Chronic pain. Even patients whose spinal fusion surgeries are considered successful can experience lower back pain down the road. Up to a third of patients suffer from back pain within 5 to 7 years of their surgery.

Infection. Every surgery carries the risk of infection. With a procedure as invasive as spinal fusion, the risk is elevated. Around 5 to 10 percent of surgical patients develop deep infections a year or more after surgery. The threat of infection doesn’t disappear with time, either — some can develop as long as 8 years afterward.

Worth the Risk?

The goal of spinal fusion surgery is to stop the scoliosis from progressing while reducing the curves as much as possible. Given the heavy risks of scoliosis surgery, however, success rates remain low. In some cases, the spine fails to fuse or the curves continue to progress even after the surgery. In fact, “there is no evidence that health-related signs and symptoms of scoliosis can be altered by spinal fusion in the long-term,” one study concluded.

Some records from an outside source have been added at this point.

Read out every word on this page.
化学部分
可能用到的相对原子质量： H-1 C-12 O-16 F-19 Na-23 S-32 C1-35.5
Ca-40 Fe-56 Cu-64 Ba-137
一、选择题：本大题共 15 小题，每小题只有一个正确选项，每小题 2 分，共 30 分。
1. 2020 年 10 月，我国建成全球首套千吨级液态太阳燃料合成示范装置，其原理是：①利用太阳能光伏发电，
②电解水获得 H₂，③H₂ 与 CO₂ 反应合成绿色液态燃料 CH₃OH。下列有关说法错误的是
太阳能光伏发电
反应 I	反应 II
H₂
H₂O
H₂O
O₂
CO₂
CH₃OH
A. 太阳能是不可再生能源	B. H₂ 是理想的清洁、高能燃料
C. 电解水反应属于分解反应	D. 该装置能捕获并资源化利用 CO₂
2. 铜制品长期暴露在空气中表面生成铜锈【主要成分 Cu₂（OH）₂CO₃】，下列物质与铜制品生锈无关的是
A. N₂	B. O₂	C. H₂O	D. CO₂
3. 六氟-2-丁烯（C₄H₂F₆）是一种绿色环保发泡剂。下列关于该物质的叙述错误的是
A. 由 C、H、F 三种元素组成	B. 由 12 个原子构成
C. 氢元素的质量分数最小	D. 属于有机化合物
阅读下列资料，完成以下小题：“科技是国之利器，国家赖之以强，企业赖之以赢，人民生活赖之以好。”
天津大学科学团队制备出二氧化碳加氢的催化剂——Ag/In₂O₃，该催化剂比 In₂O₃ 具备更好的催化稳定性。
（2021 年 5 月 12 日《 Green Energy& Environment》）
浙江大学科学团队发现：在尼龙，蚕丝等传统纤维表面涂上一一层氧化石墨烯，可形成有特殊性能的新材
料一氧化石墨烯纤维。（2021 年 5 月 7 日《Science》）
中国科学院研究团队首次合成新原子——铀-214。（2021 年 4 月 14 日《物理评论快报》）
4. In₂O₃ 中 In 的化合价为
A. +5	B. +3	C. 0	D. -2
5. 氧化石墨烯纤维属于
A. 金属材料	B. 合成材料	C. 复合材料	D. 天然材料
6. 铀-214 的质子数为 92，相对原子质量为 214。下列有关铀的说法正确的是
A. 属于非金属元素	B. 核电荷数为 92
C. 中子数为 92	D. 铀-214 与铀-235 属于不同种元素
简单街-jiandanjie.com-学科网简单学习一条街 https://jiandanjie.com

In other words, even if the surgery does achieve some correction in patients, a full third will lose it all within 10 years. One in five will eventually need more surgery. Ask 100 spinal fusion patients if their surgery was a success, and nearly half will tell you they felt no reduction in pain, while more than a quarter will express unhappiness with the outcome.

Non-surgical Scoliosis Treatment Options

If you feel that the risks of scoliosis surgery aren’t worth the poor odds of a successful outcome, you’re not alone. You also have options.

ScoliSMART’s non-surgical scoliosis treatment program offers a much safer and more effective alternative to surgery. By using a Scoliosis Activity Suit in conjunction with specific exercises, patients can address the underlying cause of scoliosis rather than merely treating the symptom (spinal curvature). Instead of attempting to physically force the spine into normal alignment, our program retrains the brain to correct the postural misalignment responsible for the scoliosis curve.

It works, especially in comparison to the high failure rates of spinal fusion surgery. A recent study of ScoliSMART clinical outcomes showed a 90 percent success rate at reducing or stabilizing scoliosis curves within one year.

Because retraining the brain demands time and consistency, our non-surgical scoliosis treatment requires a large commitment from the patient. Then again, so does recovering from surgery. In the end, patients who choose to heal their scoliosis naturally will emerge stronger because of it.

Treating scoliosis typically involves a lot of guesswork on the part of your doctor. Not every treatment option will be right for every patient, and just because you get a recommendation for spinal fusion surgery doesn’t mean that’s your only hope. A well-informed patient making well-informed decisions has the power to ensure the best possible outcome, even with advanced scoliosis curves.